Эта, наверное, действительно много знала. Валя торопливо записывала за ней в тетрадь. Лицо у нее раскраснелось, глаза горели, никогда я не видел ее такой возбужденной.

Смеркалось, я думал о том, как мы пойдем назад и не заблудимся ли по дороге. А Валя никуда не торопилась. Вскоре старик вошел в избу. Он был весь такой маленький, сухонький, промытый.

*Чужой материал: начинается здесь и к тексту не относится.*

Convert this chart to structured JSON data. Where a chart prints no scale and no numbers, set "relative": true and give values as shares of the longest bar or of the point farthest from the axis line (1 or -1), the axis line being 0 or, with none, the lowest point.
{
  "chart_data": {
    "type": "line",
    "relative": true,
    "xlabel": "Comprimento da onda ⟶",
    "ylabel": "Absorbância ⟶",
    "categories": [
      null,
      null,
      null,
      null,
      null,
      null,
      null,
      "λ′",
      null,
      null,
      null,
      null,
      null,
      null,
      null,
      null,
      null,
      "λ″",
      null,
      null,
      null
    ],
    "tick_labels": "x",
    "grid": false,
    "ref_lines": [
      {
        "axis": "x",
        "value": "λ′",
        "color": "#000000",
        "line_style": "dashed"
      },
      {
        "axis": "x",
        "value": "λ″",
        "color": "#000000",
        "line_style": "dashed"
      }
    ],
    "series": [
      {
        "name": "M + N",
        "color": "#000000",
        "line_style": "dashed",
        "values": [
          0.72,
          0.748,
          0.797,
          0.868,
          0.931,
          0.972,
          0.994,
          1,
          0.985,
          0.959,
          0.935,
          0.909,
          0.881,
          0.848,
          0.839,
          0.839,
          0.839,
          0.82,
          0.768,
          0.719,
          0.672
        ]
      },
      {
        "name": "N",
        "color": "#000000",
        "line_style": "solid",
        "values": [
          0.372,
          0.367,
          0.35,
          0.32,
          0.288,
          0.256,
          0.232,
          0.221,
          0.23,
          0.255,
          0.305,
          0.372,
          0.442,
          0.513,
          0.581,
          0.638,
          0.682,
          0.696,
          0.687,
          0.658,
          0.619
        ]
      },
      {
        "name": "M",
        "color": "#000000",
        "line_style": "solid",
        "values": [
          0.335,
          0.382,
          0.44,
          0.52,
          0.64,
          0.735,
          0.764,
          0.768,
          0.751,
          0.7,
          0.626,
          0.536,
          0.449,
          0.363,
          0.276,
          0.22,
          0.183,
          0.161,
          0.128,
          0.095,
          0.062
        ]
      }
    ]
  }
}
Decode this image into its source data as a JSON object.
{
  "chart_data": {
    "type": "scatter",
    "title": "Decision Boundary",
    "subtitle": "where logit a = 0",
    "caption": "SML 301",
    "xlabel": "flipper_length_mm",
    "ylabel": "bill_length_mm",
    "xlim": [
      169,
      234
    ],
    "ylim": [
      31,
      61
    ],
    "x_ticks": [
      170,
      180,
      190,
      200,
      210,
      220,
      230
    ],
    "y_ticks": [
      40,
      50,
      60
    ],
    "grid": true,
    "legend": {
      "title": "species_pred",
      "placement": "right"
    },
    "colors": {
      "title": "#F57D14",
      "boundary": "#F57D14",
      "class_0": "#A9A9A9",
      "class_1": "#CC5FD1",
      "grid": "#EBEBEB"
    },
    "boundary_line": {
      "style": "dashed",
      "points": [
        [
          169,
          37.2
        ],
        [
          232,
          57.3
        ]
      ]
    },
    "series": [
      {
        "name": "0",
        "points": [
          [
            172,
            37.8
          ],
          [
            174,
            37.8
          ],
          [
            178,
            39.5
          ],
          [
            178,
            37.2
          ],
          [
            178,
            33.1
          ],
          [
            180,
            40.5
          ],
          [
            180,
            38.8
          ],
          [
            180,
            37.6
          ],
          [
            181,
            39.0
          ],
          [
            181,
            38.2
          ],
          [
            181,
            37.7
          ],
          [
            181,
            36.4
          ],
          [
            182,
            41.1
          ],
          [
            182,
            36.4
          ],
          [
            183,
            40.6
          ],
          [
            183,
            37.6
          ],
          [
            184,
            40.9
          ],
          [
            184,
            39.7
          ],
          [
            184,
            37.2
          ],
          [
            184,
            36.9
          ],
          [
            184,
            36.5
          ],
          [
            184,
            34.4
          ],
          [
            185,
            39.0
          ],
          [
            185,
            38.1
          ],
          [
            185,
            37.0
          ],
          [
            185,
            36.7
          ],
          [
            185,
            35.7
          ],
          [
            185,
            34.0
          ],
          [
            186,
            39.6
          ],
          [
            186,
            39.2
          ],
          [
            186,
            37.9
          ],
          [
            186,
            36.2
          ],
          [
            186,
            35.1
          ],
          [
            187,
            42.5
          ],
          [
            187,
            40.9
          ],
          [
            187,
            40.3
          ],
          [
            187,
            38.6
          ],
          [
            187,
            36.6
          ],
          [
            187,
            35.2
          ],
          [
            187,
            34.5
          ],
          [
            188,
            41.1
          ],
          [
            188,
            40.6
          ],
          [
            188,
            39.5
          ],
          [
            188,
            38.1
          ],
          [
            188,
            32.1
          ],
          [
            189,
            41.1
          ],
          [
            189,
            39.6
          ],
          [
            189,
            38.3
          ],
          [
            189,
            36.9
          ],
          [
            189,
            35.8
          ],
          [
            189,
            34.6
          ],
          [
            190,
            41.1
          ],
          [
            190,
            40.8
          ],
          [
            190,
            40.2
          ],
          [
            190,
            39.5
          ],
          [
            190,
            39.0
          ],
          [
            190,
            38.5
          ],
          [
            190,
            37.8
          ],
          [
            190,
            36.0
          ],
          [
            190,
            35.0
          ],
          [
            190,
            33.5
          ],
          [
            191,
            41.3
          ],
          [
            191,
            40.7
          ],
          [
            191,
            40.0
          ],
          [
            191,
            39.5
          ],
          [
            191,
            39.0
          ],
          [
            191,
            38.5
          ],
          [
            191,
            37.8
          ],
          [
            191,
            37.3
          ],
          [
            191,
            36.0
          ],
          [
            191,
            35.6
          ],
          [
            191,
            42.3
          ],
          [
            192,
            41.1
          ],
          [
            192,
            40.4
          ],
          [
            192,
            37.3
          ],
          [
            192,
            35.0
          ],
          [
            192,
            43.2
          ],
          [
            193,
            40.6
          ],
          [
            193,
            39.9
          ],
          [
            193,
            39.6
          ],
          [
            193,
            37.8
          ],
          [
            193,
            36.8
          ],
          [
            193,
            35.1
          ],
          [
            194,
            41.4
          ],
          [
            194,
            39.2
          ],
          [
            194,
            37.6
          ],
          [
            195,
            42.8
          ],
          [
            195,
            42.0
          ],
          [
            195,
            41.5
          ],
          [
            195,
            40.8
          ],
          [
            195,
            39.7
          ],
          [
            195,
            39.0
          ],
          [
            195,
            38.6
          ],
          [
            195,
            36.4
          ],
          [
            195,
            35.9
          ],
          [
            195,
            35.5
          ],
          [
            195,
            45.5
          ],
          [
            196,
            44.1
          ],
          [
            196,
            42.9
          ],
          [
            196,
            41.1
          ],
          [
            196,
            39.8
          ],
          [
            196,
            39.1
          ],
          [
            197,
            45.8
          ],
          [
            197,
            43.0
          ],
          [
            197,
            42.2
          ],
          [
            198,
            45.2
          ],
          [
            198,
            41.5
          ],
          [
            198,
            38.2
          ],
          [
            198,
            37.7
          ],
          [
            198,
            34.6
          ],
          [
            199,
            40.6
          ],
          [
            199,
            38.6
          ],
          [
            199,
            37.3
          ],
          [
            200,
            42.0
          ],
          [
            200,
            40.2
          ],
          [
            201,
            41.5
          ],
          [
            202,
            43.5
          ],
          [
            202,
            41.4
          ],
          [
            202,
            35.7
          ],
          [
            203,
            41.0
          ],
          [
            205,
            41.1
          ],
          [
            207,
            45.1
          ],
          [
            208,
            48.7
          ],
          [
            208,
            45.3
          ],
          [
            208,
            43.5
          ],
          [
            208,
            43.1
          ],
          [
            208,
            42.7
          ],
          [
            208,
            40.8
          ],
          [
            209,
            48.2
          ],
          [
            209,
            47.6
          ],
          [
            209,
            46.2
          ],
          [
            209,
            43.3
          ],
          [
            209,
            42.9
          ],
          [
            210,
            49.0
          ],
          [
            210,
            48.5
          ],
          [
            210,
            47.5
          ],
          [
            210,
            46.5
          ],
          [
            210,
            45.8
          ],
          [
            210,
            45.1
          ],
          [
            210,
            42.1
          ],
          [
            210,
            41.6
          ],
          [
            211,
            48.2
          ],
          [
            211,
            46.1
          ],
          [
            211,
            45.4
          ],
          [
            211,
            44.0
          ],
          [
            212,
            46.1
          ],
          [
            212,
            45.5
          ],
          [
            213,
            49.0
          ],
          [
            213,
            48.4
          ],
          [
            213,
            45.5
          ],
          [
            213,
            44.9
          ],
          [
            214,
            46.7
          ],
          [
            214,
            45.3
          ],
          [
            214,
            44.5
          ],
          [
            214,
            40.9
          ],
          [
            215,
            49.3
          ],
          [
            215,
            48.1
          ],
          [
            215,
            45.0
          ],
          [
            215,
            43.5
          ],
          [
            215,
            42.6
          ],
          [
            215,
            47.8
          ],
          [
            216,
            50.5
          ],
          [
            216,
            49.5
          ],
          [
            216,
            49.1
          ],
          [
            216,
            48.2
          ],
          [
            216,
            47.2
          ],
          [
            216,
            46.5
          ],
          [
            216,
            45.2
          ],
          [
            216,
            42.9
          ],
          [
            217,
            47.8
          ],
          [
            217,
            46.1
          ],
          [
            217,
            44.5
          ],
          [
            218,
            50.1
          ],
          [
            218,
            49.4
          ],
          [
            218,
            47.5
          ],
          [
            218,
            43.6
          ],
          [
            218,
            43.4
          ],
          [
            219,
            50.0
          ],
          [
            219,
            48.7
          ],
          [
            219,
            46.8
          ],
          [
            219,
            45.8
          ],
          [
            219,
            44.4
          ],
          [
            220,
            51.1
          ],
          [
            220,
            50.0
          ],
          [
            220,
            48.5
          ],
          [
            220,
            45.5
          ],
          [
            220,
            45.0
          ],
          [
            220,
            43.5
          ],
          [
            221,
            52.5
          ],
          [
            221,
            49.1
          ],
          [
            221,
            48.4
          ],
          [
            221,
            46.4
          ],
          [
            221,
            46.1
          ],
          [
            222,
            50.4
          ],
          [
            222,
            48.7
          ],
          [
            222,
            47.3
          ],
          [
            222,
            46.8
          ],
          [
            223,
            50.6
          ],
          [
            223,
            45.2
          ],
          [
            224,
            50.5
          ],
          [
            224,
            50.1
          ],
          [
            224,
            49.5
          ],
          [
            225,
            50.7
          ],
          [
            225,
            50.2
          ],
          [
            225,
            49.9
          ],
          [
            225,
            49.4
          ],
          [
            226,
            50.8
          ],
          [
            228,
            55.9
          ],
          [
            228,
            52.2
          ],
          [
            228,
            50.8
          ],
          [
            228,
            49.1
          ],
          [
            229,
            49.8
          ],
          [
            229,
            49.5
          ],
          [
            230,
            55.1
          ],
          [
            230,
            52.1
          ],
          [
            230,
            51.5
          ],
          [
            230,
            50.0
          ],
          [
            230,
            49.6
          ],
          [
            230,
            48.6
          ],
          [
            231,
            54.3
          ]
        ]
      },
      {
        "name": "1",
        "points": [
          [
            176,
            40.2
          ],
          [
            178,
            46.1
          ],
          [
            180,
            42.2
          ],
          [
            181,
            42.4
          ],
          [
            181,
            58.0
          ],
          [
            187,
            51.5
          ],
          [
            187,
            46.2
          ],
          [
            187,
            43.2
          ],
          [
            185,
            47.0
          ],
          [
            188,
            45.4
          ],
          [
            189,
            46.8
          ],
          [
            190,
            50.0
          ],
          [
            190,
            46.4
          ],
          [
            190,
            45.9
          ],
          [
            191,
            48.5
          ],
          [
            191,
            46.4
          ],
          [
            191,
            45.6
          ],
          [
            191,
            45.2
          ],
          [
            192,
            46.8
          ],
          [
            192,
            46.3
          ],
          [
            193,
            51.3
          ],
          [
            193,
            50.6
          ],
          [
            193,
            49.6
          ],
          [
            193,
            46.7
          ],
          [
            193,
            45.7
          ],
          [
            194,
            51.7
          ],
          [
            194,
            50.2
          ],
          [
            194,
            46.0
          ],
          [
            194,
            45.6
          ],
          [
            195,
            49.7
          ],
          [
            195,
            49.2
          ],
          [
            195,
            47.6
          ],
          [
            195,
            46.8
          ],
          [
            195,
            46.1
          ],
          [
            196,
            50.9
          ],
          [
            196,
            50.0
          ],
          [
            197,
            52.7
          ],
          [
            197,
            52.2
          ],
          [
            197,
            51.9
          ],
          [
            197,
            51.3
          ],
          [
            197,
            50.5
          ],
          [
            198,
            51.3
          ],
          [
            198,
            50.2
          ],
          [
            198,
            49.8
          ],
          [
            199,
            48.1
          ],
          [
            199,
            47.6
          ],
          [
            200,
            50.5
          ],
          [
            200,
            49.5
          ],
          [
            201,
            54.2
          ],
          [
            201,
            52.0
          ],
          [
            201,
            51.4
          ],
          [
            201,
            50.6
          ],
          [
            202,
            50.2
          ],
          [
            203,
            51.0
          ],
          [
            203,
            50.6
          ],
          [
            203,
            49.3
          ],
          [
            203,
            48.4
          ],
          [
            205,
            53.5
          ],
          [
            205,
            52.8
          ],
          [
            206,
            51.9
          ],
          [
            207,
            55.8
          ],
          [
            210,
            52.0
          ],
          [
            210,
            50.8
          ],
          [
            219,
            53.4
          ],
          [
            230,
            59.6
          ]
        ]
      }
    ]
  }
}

– То чоловик с жинкой, – сказала ему старуха, на нас показывая.

– А дети у них е?

– Детей немае.

Старик ласково кивнул и сказал, что баня еще не остыла.

– Пидете до бани?

Я оглянулся на Валю.

– А можно? – обрадовалась она. – У нас в интернате совсем помыться негде. Пойдем, Сережа?

Мы вышли на улицу. Солнце зашло за гору, стало морозно, и зеленая стояла над ней первая звезда. Деревня была удивительно красива в этот час. Над домами поднимался дымок. Где-то лаяла собака. Снег скрипел под ногами.

– Зачем ты это придумала?

– Так нам будет больше доверия. Она никогда бы не рассказала мне всего, если бы знала, что я не замужем. Девушкам многого не расскажешь.

Я не стал спрашивать, чего именно не расскажешь. Мне было отчего-то грустно в эту минуту. Вспоминался печальный венгр. Звезд стало больше. Они появлялись на глазах. Мы шли по узкой тропинке и скоре очутились у бани. Я не понимал, что происходит и что хочет от меня

Валя. Мне казалась забавной ее игра, но только когда мы были на людях, а здесь, в узком пространстве предбанника, где Валя деловито раздевалась, я ничего не понимал, однако был уверен, что, как только мы останемся вдвоем, спектакль закончится, она снова станет товарищем, коллегой, да Бог его знает кем, подружкой, которой я рассказывал свои сердечные невзгоды, доверяя ей так же, как доверяли ей старухи.

– Ты что, стесняешься меня? – сказала она почему-то шепотом. – Ведь ничего не видно.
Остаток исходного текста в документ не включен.